Which is why Hannan blamed himself for the Lightning’s overtime winner Game 2. Although he had only been on the ice for 33 seconds, Hannan tried to make a change at an inopportune time and it backfired.
“It was a bad change,” he said. “I thought the puck was going in behind. You can’t make mistakes like that. It will cost you in the playoffs. I was a little tired and I thought I could get off in time and obviously I couldn’t. It was a bad play.
“It is frustrating,” Hannan continued. “It goes to show you in the playoffs if you make mistakes it will cost you. I will take the blame for that. I should have stayed on the ice and it would have been a dead play, a 2-on-2.”
Aside from the powerplay, which has been a thorn in the side of coach Bruce Boudreau all season long, the biggest issue the Capitals need to get a handle on is players cutting corners and/or trying to do too much individually.
“I think we’re best when we stick to our gameplan, we battle hard and we assert ourselves,” Hannan said. “That’s how we’re able to close out a team like the Rangers. In that final game, we played a really good game – from the forwards down to the d-men down to the goalie. We stuck to the gameplan and battled hard and were able to close it out.”
Although Hannan has only been in Washington for less than a year, he’s quick to point out just how different this team is now compared to his first day in Washington.
“This team has come a long way,” he said. “For myself, coming in, adjusting to playing with a new team in the Eastern Conference and a totally new style of play in midseason – you don’t often see teams try to do that. But everyone was committed to focusing on defense and playing the right way necessary to win in the playoffs.
“We were in tight battles all year long, and we had our bumps and bruises along the way, but towards the end we really started playing the way we can,” Hannan continued. “We carried that through the first round, and now we’ve got a long road ahead of us.”
Although he’s only been in Washington since November – when he was traded from Colorado for forward Tomas Fleischmann – he’s quickly become indispensable.
“He’s just got so much knowledge and experience,” said defenseman Karl Alzner of Hannan. “He makes sure to let guys know when the do something wrong or right and is always willing to help guys make corrections. He’s not going to call a guy out, but he’ll let them know what they’re doing wrong and that’s what you need.”
For a player like Alzner, playing in his first full NHL season, learning from a similarly defensive-minded defenseman like Hannan is a dream come true.
“He plays a style of game that I really respect,” Alzner said. “He’s one of the best I’ve ever seen at using his body to protect pucks and using a stiff arm to fend guys off. He’s very poised with the puck too, which I find unbelievable. He’s not known as a very offensive guy, but he can do those types of plays. It might surprise some people, but he’s got a very wide skill set when he decides to use it.”

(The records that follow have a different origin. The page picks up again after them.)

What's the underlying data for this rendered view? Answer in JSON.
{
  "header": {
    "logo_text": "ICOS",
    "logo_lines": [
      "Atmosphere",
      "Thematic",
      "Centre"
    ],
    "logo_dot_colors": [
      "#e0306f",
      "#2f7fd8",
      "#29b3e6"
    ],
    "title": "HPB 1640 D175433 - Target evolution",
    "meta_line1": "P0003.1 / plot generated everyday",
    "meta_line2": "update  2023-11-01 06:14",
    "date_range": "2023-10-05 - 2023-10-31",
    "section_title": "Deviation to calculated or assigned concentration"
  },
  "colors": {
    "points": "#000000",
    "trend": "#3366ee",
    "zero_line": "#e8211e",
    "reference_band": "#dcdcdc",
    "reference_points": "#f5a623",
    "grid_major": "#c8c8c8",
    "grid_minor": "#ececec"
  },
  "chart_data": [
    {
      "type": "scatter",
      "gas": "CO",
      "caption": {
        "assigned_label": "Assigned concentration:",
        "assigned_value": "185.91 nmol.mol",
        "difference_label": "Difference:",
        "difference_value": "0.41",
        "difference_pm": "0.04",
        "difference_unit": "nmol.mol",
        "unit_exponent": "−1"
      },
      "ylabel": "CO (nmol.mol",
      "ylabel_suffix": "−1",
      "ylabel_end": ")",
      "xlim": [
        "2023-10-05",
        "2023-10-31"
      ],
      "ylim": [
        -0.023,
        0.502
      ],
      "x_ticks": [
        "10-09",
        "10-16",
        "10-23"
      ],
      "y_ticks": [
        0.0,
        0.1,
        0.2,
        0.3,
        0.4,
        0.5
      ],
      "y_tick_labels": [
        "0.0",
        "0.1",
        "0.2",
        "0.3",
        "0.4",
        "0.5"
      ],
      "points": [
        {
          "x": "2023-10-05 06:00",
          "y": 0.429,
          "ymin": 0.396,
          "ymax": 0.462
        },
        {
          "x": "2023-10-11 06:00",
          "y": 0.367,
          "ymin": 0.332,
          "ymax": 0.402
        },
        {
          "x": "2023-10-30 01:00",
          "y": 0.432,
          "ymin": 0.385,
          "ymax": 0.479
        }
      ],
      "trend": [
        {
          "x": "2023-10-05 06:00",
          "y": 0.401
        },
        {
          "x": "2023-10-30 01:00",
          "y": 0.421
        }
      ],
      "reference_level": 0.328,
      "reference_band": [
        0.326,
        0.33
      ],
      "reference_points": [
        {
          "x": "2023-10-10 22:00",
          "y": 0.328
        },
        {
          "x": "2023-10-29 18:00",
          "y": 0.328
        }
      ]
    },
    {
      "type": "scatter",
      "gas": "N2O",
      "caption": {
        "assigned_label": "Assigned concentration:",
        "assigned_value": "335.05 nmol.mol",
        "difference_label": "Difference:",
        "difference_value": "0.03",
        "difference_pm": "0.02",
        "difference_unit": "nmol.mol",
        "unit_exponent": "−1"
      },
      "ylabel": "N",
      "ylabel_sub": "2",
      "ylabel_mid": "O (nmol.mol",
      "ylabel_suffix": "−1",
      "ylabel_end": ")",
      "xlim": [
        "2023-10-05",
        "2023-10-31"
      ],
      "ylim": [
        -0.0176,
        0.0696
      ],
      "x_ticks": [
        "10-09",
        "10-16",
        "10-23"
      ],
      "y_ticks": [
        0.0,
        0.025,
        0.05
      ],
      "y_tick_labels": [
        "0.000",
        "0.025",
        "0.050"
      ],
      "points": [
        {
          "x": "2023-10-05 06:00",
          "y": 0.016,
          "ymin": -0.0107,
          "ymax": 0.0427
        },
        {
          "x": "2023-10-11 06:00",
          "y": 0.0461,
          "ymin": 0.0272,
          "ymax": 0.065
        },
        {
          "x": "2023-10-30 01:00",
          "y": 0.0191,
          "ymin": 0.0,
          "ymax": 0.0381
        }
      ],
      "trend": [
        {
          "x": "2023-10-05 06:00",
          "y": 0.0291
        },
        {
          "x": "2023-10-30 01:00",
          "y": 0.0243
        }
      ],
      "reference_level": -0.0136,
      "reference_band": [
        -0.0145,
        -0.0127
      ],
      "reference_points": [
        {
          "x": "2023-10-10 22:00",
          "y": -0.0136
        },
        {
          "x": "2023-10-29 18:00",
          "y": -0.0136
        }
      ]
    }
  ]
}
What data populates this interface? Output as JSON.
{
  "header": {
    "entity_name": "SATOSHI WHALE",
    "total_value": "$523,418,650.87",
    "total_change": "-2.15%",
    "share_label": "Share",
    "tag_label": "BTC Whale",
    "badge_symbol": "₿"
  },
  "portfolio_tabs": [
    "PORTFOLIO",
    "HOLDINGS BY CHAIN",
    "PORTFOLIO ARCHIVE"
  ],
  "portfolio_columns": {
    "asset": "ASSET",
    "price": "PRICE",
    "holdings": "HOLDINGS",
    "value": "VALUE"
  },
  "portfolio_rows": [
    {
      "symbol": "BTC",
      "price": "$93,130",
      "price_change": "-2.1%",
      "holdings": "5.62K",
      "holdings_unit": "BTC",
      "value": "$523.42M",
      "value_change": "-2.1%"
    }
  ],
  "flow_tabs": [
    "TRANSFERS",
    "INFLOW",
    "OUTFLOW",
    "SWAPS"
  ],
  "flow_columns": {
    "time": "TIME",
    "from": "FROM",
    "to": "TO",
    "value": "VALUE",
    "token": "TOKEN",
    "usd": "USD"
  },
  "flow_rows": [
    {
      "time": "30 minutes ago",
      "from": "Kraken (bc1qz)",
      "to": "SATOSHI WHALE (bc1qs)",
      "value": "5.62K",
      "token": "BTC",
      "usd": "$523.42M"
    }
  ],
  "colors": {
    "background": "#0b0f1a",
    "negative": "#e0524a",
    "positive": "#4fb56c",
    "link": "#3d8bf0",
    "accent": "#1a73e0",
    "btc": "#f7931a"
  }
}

Through seven games this postseason Hannan has just two shots on net. And honestly, I wouldn’t expect that to change much.
But as long as he plays solid in his own end and continues to work with the young guys on doing the same, it’s safe to say his coaches and teammates will happily give him a pass on the offensive side of the game.
May 3, 2011 at 9:08 am
The game was lost by more than one bad line change. Just like when Ernest Byner fumbled. Only this isn’t the conference semifinals. Or football.
May 3, 2011 at 9:23 am
Thanks for the great coverage, Murphy.
May 3, 2011 at 9:57 am
still hurting us less than fleischmann
May 3, 2011 at 12:16 pm
I’d like to see him re-sign at the end of the year; and definitely a better choice than Fleischwomann.